Thursday, April 9, 2015

How to Come Out Smelling Like a Rose

https://www.facebook.com/ingen.findes/photos/pb.804968209573526.-2207520000.1428622875./813626648707682/?type=3&theater

This inquiry seems fresh every time I work with it.  That's because when I really GROK this one, it becomes pretty evident that the story happening in my head is somehow able to completely override or REPLACE reality as-it-is. 
 
How?   Well, let me see whether I can write this out in clear terms...
 
The panel on the left always seems to reflect the truth of what happens when I smell a flower.  It's a great depiction except for one major flaw!  If I run outside right now to smell the about-to-bloom magnolias on the scrawny and newly planted tree in my front yard, the reality is that the event is actually going to be experienced as the panel on the right.
 
But.
 
When I tell you the story of how things happened when picking up the magnolia and taking a good strong whiff, the panel on the left is truer to the story.  It IS the story.
 
And therein lies all the difference.
 
That left-hand panel is the MAP of experience while the one on the right IS the experience.  (Well, as close as I can get when trying to communicate this concept with concepts, but that's another post.) 
 
When I look at the truth of reality-as-it-happens, my experience is immediate, fleeting, unstructured, uninhibited, and unplanned.   On the other hand the story of my experience is:
  • Long (it takes longer to tell it than the time it took for it to happen)
  • Structured (the story, whether told in thought or aloud, has a linear movement)
  • Inhibited (I could never tell the entire story or I'd never get to the point)
  • Planned (The words are formed in thought and sentences are structured according to rules)
The contrast between the panels becomes clear but the results leave me with a strange dilemma... the left tells a fictitious story that was never my experience at all while the right, even when truer, just doesn't work in the way we usually communicate. 

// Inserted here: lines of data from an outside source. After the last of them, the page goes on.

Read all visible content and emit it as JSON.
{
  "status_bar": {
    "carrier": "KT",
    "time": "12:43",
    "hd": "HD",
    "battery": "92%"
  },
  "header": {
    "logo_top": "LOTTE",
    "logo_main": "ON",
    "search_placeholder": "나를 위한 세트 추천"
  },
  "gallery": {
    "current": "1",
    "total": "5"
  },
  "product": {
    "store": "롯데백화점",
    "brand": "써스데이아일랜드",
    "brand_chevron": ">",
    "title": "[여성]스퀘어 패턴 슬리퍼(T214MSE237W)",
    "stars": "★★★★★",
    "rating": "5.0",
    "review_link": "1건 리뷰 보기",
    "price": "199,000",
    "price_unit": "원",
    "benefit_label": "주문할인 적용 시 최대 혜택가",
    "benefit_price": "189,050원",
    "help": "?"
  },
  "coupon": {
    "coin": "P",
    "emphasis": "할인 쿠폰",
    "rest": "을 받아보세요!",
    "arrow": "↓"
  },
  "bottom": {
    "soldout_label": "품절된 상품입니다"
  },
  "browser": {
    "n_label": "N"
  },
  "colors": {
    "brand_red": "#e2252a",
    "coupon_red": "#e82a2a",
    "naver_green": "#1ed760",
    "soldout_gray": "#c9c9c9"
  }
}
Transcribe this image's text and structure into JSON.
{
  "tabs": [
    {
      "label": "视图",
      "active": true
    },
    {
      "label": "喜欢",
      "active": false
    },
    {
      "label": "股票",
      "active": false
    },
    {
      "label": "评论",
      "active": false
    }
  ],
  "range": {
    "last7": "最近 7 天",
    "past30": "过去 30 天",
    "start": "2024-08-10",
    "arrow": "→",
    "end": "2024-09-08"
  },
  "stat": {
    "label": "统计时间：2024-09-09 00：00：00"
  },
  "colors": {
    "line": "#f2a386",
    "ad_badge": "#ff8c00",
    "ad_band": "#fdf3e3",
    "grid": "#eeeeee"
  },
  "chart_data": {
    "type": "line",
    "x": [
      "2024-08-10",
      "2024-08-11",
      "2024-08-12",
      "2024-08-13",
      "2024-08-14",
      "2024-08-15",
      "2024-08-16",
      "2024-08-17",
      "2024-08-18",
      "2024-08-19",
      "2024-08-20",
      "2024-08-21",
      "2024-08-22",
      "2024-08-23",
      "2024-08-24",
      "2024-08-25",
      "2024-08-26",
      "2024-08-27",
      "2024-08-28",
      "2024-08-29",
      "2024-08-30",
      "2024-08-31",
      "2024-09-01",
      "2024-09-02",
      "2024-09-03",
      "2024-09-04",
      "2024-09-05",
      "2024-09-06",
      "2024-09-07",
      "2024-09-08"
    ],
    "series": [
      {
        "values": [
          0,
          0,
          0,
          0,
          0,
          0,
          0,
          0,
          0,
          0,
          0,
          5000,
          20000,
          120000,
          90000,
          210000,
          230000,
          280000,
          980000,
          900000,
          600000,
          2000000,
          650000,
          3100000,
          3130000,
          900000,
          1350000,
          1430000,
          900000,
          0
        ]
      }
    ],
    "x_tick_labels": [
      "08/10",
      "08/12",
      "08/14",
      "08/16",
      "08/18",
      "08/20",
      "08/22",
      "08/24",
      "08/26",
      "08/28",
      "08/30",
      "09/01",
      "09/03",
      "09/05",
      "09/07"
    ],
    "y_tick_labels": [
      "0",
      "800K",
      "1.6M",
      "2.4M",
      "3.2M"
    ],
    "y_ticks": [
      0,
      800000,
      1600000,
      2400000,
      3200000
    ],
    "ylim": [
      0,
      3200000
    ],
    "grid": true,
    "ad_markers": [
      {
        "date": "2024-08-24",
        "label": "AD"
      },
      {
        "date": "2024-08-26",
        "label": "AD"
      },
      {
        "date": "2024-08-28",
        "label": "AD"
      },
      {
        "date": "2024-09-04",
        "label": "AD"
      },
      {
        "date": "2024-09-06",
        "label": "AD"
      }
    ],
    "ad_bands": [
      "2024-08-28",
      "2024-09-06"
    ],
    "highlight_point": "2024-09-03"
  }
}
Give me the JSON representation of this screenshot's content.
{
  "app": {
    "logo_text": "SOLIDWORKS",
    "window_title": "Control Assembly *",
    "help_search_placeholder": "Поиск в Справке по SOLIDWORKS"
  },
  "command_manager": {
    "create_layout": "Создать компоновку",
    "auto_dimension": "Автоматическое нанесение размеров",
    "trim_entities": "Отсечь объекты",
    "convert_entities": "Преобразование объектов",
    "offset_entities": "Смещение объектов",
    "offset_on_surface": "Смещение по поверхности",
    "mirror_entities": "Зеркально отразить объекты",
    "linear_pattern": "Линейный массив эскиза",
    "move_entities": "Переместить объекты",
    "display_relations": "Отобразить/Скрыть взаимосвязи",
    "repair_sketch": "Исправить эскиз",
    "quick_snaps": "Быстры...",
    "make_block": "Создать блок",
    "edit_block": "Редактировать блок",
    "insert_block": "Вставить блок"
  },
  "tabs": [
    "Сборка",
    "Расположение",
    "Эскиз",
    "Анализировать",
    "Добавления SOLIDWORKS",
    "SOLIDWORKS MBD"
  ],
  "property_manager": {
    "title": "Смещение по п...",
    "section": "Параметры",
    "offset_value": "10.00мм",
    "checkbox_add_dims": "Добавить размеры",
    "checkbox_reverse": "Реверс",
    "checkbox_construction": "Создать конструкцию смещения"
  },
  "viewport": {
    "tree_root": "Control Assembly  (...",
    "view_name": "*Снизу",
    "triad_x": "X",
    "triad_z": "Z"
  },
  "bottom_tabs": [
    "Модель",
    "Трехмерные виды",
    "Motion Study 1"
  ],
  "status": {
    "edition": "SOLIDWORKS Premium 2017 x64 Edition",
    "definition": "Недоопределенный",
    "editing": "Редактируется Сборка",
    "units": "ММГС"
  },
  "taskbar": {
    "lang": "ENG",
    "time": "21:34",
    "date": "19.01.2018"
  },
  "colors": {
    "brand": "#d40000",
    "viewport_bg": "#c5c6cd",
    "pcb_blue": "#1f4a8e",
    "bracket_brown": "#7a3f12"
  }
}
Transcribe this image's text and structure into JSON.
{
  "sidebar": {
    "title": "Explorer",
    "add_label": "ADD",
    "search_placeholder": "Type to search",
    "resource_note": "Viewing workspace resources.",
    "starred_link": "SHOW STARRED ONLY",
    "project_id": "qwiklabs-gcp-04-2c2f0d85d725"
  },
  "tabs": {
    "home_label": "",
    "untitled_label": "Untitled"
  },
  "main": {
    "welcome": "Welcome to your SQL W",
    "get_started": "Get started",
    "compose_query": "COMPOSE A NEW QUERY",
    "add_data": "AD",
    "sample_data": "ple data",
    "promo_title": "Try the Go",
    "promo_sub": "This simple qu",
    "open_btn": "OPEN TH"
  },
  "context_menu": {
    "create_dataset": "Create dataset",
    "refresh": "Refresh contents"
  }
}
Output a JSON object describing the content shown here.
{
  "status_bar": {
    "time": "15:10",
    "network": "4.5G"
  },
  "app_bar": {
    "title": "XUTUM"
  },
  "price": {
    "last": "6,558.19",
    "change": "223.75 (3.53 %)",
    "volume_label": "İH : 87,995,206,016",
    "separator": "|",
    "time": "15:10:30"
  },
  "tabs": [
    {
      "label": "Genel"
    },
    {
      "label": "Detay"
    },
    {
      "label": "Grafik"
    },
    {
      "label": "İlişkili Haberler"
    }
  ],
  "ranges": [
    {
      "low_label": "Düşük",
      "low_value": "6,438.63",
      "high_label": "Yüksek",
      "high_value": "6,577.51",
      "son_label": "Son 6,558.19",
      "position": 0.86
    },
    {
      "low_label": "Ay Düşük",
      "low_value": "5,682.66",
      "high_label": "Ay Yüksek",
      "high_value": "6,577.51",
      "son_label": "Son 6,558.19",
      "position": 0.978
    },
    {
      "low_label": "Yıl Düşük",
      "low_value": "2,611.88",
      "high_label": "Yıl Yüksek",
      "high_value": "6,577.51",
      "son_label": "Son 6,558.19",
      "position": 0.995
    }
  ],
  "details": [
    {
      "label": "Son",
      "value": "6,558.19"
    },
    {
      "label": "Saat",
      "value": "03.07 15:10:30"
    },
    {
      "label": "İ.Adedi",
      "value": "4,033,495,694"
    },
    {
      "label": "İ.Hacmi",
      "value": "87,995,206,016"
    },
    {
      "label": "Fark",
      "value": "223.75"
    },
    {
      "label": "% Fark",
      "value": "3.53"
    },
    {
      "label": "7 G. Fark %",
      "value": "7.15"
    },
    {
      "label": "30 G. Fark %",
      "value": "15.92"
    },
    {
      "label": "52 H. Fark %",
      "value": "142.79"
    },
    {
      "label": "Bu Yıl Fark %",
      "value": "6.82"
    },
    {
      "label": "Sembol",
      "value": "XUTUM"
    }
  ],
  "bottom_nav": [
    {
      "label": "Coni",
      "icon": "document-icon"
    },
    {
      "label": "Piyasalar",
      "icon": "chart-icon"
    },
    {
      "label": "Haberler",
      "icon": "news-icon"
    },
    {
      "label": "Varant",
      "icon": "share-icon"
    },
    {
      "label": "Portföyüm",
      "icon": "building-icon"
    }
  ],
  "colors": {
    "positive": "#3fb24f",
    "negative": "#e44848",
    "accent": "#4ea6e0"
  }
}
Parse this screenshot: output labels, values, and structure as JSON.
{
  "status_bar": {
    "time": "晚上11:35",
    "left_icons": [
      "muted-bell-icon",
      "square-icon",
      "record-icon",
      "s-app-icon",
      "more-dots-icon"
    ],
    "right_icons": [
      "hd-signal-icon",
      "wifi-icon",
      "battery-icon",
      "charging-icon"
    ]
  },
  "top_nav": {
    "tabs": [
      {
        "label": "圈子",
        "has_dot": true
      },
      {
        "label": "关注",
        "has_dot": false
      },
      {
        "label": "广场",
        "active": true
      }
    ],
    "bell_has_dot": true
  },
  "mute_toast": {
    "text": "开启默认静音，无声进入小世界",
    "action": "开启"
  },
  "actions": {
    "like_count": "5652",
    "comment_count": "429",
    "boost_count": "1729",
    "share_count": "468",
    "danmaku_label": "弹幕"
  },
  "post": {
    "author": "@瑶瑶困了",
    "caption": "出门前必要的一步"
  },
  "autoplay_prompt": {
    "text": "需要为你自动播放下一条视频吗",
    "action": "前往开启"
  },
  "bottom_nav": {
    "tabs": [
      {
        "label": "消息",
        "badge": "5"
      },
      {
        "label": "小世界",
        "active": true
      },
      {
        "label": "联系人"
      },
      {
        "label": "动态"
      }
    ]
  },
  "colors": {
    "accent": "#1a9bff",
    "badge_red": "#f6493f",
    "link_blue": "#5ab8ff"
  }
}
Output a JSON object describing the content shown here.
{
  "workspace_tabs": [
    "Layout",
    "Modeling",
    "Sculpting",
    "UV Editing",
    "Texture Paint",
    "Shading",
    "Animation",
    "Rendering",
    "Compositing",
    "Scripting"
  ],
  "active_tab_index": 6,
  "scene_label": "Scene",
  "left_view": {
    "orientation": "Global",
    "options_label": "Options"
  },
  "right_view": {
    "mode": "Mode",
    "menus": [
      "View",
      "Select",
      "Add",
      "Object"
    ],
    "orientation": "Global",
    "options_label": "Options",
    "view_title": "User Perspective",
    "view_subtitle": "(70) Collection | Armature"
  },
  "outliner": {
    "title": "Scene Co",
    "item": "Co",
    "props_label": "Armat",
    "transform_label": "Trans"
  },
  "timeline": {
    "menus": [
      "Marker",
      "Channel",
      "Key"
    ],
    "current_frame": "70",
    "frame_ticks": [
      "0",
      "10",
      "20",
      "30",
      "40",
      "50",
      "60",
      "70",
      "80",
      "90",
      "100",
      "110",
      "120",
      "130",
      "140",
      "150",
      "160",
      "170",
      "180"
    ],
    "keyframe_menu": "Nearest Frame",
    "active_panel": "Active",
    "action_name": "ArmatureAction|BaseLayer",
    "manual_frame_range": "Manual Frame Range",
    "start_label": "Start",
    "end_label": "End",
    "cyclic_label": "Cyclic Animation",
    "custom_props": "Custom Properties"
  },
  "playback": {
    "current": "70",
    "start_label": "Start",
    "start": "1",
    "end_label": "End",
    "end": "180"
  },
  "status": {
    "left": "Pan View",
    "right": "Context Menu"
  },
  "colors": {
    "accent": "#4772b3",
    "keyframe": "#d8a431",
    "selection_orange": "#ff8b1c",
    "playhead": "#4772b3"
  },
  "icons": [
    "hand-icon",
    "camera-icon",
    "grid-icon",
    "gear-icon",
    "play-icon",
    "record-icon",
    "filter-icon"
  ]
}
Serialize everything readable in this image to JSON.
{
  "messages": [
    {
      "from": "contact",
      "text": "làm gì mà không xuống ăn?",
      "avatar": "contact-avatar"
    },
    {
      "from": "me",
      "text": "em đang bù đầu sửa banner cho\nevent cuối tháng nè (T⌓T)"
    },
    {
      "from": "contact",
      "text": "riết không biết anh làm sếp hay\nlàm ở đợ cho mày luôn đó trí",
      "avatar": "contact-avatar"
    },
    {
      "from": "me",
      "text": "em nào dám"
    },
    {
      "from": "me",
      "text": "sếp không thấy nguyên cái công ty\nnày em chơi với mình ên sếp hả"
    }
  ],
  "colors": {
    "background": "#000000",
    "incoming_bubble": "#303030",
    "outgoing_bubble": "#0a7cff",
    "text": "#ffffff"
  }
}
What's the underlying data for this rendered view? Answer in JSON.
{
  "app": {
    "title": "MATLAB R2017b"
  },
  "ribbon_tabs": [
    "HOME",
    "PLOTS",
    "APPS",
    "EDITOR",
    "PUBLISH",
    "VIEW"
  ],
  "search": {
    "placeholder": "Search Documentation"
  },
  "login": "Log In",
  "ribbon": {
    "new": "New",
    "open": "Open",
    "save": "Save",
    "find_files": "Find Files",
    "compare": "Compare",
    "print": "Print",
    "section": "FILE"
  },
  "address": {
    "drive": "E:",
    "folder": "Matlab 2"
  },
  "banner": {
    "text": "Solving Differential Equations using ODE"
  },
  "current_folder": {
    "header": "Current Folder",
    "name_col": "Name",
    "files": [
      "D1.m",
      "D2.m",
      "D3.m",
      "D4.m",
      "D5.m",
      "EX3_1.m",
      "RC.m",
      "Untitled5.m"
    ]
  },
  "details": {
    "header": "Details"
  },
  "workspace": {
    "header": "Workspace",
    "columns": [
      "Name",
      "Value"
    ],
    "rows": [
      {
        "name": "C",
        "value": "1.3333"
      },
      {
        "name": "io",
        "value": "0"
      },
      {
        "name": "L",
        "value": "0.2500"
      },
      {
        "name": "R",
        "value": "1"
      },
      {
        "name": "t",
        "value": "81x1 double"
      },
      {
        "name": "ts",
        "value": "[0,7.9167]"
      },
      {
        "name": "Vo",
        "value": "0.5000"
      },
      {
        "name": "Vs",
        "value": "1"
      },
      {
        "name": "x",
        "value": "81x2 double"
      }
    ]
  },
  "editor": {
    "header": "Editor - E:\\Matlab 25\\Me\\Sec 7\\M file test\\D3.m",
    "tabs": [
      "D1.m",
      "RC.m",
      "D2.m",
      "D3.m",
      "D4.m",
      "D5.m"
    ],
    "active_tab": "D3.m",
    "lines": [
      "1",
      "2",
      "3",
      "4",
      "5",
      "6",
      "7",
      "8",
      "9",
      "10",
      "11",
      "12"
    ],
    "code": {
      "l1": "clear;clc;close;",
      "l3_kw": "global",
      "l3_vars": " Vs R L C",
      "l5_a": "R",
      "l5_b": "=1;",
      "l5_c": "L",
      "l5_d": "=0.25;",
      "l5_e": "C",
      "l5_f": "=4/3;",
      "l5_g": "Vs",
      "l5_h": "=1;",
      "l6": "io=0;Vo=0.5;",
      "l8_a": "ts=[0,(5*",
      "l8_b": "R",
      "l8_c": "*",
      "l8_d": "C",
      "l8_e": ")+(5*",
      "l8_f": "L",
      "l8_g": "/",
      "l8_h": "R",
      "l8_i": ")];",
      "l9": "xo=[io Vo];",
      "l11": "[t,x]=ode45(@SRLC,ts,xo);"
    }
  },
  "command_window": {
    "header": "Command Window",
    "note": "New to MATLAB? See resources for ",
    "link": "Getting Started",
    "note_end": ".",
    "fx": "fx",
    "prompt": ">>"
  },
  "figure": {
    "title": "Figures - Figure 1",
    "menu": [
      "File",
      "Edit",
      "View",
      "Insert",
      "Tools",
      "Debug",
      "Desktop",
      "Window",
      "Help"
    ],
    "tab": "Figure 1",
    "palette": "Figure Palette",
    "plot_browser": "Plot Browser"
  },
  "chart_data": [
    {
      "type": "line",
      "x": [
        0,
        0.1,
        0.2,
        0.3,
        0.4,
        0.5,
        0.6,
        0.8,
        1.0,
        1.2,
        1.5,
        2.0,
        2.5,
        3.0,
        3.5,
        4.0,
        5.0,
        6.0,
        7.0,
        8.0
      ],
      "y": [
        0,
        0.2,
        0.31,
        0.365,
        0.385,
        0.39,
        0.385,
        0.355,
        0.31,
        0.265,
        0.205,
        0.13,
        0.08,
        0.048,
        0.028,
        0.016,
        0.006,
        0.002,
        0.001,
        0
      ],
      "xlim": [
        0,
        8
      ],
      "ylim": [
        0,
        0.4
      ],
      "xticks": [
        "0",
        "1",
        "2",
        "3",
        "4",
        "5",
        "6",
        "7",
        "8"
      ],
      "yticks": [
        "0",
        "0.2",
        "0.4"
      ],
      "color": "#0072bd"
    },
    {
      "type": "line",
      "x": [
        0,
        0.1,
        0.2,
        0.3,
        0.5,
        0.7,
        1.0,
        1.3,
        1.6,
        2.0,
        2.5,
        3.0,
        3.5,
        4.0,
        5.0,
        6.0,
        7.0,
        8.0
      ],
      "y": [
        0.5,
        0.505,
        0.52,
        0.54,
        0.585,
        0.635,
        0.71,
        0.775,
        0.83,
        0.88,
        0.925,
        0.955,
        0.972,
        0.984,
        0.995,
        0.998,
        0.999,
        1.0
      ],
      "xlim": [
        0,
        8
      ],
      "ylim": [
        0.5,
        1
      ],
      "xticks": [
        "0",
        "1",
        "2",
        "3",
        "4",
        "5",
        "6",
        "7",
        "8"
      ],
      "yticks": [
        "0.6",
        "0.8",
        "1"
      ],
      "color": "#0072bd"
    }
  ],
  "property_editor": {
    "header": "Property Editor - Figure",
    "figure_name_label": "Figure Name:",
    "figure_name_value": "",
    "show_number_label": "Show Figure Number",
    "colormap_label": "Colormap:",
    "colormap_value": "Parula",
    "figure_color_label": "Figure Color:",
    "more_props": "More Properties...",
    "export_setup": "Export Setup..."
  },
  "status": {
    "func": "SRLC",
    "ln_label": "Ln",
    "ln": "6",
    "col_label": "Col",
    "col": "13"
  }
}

Ok, so now I understand what a doodle is supposed to do... tell a story.  No wonder they're always drawn like the one on the left.  They're not really accurate at all, though!

Care to go down a rabbit hole with me on this one?   After more inquiry, I found that both panels can only ever represent thought, and it's thought twice-removed.  That's because there is the scent happening, and there is sight, but only thought has said those are the experience of a rose.  Only thought says there is a thing called scent and only thought says there is a sight called "red", "flower".......  All I ever really experience is... !!!

I'll let you know whether I make it back from this one.




Working Questions for Your Own Inquiry


Questions for Investigation:

Which of the two panels is the image that usually comes to mind when thinking about the experience of "I smell a flower"? Is the panel on the left a true representation of what the experience of SMELLING, ITSELF looks like from your point of view, or is the panel on the right more accurate? How does understanding the difference between the two feel? How does seeing the difference feel?






Tools for Ongoing Inquiry:

Notice all of the differences between the story we tell ourselves about an action, and the action itself. When looking out at the view, do eyes see an image of you looking at the view, or is there just the view? Where do "you" live... on the panel on the left or the one on the right?